Multiply both parts of the equation by 4:

`2(x+1)=y-5\\2x+2=y-5\\2x+2+5=y-5+5\\2x+7=y`

⇔ Line 2: y=2x+7 m₂=2

m₁=m₂

⇒ The given lines are parallel

Answer 2

a. Perpendicular

Make sure to read the step-by-step explanation to figure out how to do the other 2.

Explanation:

I will not be providing answers to all three, but I will answer the first one (this is, so you don't depend on people to solve this for you).

Parallel lines have one thing in common, their slope. Two lines that have the same slope never intersect because they are both facing the same direction and moving the same distance. So, you can find the slope of two lines by using the slope formula.
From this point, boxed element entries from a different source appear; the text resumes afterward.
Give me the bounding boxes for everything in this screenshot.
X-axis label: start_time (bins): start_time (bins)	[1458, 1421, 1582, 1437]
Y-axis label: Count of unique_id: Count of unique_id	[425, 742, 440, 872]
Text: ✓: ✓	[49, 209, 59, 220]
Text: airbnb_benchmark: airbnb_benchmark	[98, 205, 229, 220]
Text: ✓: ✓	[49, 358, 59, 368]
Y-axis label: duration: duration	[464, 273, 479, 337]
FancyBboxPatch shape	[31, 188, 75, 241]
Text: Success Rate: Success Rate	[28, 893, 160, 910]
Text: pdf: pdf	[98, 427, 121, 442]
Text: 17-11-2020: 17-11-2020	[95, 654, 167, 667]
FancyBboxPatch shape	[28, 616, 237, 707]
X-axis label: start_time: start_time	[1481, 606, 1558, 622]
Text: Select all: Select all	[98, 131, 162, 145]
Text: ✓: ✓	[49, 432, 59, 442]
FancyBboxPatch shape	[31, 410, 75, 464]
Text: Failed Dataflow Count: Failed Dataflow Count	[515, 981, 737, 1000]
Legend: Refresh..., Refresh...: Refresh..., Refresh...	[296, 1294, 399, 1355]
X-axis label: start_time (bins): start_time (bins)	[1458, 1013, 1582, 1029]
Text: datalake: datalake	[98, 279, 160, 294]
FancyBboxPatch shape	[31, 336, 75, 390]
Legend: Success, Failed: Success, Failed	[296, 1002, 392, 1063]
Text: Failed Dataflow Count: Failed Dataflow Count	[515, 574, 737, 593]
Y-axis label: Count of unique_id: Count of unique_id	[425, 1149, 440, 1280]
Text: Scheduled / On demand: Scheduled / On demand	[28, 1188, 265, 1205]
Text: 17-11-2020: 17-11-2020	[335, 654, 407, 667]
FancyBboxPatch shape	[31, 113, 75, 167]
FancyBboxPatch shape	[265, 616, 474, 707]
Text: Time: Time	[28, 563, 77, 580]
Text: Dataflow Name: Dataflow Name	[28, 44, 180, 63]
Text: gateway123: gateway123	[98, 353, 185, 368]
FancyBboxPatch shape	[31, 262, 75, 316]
`m=(y_2-y_1)/(x_2-x_1)\\\\m_1=(-6-(-3))/(-4-2)=(-3)/(-6)=(1)/(2)\\m_2=(-8-2)/(2-(-3))=(-10)/(5)=-2`

This is evidence that the two lines are not parallel. But, by finding the slope, we can conclude that it is perpendicular.

This brings me to how to identify perpendicular lines. The slope of perpendicular lines is negative reciprocals. A reciprocal is just a fraction that is flipped, and it's negative. For example,
`(-2)/(3)`'s negative reciprocal would be
`(3)/(2)`. The negative of -2/3 is a positive, and the reciprocal of 2/3 is 3/2. So, the negative reciprocal is 3/2.

How does this apply to what I said earlier?

Well,
`-2` is the negative reciprocal of
`(1)/(2)`. The reciprocal of
`(1)/(2)` is 2, and the negative of 2 is -2. So, simply, lines 1 and 2 are perpendicular.

Use this method to solve the other questions. If they don't have the same slope and aren't negative reciprocals, then they are neither.